编辑:根据要求提供更完整的解释: 如果您不了解我首先要做的事情,这将很难解释。当您进行链接时,很多时候您只想将操作集中在部分数据(特定行,汇总表,列名等)上。完成后,您经常希望将这些更改合并到原始数据中。但是,如果不破坏链条的流动,这是不可能的。这些功能可以让您这样做。但是,原始数据的副本存储在称为银行的位置。此外,为了正确地重新组合行,保存行和加载行使用一个名为index的新变量。银行和指数都可能在链条中意外修改导致问题。另外,如果存在称为bank和index的变量,该怎么办?有没有避免这些问题?
许多dplyr操作会导致数据丢失。这是一个系统,可以保存和恢复这些数据。 Save将是一个字符串,用于标识一大块已删除的数据。该数据将以列表形式存储在银行中。请注意,这是由skranz的mutate_if启发的。

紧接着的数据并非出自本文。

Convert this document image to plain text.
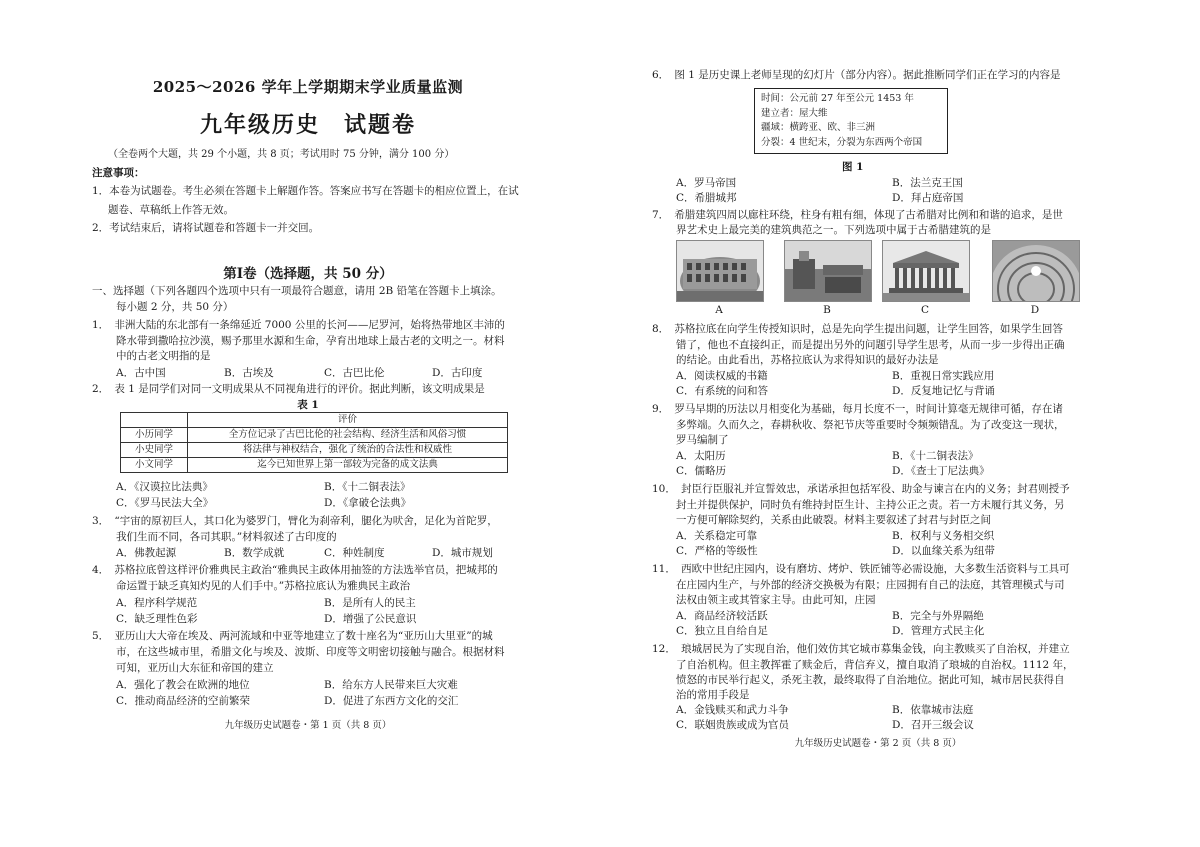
2025～2026 学年上学期期末学业质量监测
九年级历史　试题卷
（全卷两个大题，共 29 个小题，共 8 页；考试用时 75 分钟，满分 100 分）
注意事项：
1．本卷为试题卷。考生必须在答题卡上解题作答。答案应书写在答题卡的相应位置上，在试
题卷、草稿纸上作答无效。
2．考试结束后，请将试题卷和答题卡一并交回。
第Ⅰ卷（选择题，共 50 分）
一、选择题（下列各题四个选项中只有一项最符合题意，请用 2B 铅笔在答题卡上填涂。
每小题 2 分，共 50 分）
1．　非洲大陆的东北部有一条绵延近 7000 公里的长河——尼罗河，始将热带地区丰沛的
降水带到撒哈拉沙漠，赐予那里水源和生命，孕育出地球上最古老的文明之一。材料
中的古老文明指的是
A．古中国	B．古埃及	C．古巴比伦	D．古印度
2．　表 1 是同学们对同一文明成果从不同视角进行的评价。据此判断，该文明成果是
表 1
	评价
小历同学	全方位记录了古巴比伦的社会结构、经济生活和风俗习惯
小史同学	将法律与神权结合，强化了统治的合法性和权威性
小文同学	迄今已知世界上第一部较为完备的成文法典
A．《汉谟拉比法典》	B．《十二铜表法》
C．《罗马民法大全》	D．《拿破仑法典》
3．　“宇宙的原初巨人，其口化为婆罗门，臂化为刹帝利，腿化为吠舍，足化为首陀罗，
我们生而不同，各司其职。”材料叙述了古印度的
A．佛教起源	B．数学成就	C．种姓制度	D．城市规划
4．　苏格拉底曾这样评价雅典民主政治“雅典民主政体用抽签的方法选举官员，把城邦的
命运置于缺乏真知灼见的人们手中。”苏格拉底认为雅典民主政治
A．程序科学规范	B．是所有人的民主
C．缺乏理性色彩	D．增强了公民意识
5．　亚历山大大帝在埃及、两河流域和中亚等地建立了数十座名为“亚历山大里亚”的城
市，在这些城市里，希腊文化与埃及、波斯、印度等文明密切接触与融合。根据材料
可知，亚历山大东征和帝国的建立
A．强化了教会在欧洲的地位	B．给东方人民带来巨大灾难
C．推动商品经济的空前繁荣	D．促进了东西方文化的交汇
九年级历史试题卷・第 1 页（共 8 页）
6．　图 1 是历史课上老师呈现的幻灯片（部分内容）。据此推断同学们正在学习的内容是
时间：公元前 27 年至公元 1453 年
建立者：屋大维
疆域：横跨亚、欧、非三洲
分裂：4 世纪末，分裂为东西两个帝国
图 1
A．罗马帝国	B．法兰克王国
C．希腊城邦	D．拜占庭帝国
7．　希腊建筑四周以廊柱环绕，柱身有粗有细，体现了古希腊对比例和和谐的追求，是世
界艺术史上最完美的建筑典范之一。下列选项中属于古希腊建筑的是
A	B	C	D
8．　苏格拉底在向学生传授知识时，总是先向学生提出问题，让学生回答，如果学生回答
错了，他也不直接纠正，而是提出另外的问题引导学生思考，从而一步一步得出正确
的结论。由此看出，苏格拉底认为求得知识的最好办法是
A．阅读权威的书籍	B．重视日常实践应用
C．有系统的问和答	D．反复地记忆与背诵
9．　罗马早期的历法以月相变化为基础，每月长度不一，时间计算毫无规律可循，存在诸
多弊端。久而久之，春耕秋收、祭祀节庆等重要时令频频错乱。为了改变这一现状，
罗马编制了
A．太阳历	B．《十二铜表法》
C．儒略历	D．《查士丁尼法典》
10．　封臣行臣服礼并宣誓效忠，承诺承担包括军役、助金与谏言在内的义务；封君则授予
封土并提供保护，同时负有维持封臣生计、主持公正之责。若一方未履行其义务，另
一方便可解除契约，关系由此破裂。材料主要叙述了封君与封臣之间
A．关系稳定可靠	B．权利与义务相交织
C．严格的等级性	D．以血缘关系为纽带
11．　西欧中世纪庄园内，设有磨坊、烤炉、铁匠铺等必需设施，大多数生活资料与工具可
在庄园内生产，与外部的经济交换极为有限；庄园拥有自己的法庭，其管理模式与司
法权由领主或其管家主导。由此可知，庄园
A．商品经济较活跃	B．完全与外界隔绝
C．独立且自给自足	D．管理方式民主化
12．　琅城居民为了实现自治，他们效仿其它城市募集金钱，向主教赎买了自治权，并建立
了自治机构。但主教挥霍了赎金后，背信弃义，擅自取消了琅城的自治权。1112 年，
愤怒的市民举行起义，杀死主教，最终取得了自治地位。据此可知，城市居民获得自
治的常用手段是
A．金钱赎买和武力斗争	B．依靠城市法庭
C．联姻贵族或成为官员	D．召开三级会议
九年级历史试题卷・第 2 页（共 8 页）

我的问题是:如何更好地处理银行和指数,以免这些变量被覆盖或干扰现有变量
library(dplyr)
library(magrittr)
bank = NULL
save_rows = function(FUN)
function(data, save, ...) {
data$index = 1:nrow(data)
results = data %>% FUN(...)
bank[[save]] <<-
data %>%
anti_join(results %>% select(index))
results}
load_rows = function(data, save)
data %>%
bind_rows(bank[[save]]) %>%
arrange(index) %>%
select(-index)
save_all = function(FUN)
function(data, save, ...) {
bank[[save]] <<- data
data %>% FUN(...)
}
load_all = function(data, save)
bank[[save]] %>% full_join(data)
change_names = function(data, save) {
bank[[save]] <<- data
data %>% colnames
}
attach_names_to = function(colnames, save) {
bank[[save]] %>%
set_colnames(colnames)
}
#example
library(stringr)
a = c(1, 1, 2, 3)
b = c("my_momma", "my_momma", "takes_care", "of_me")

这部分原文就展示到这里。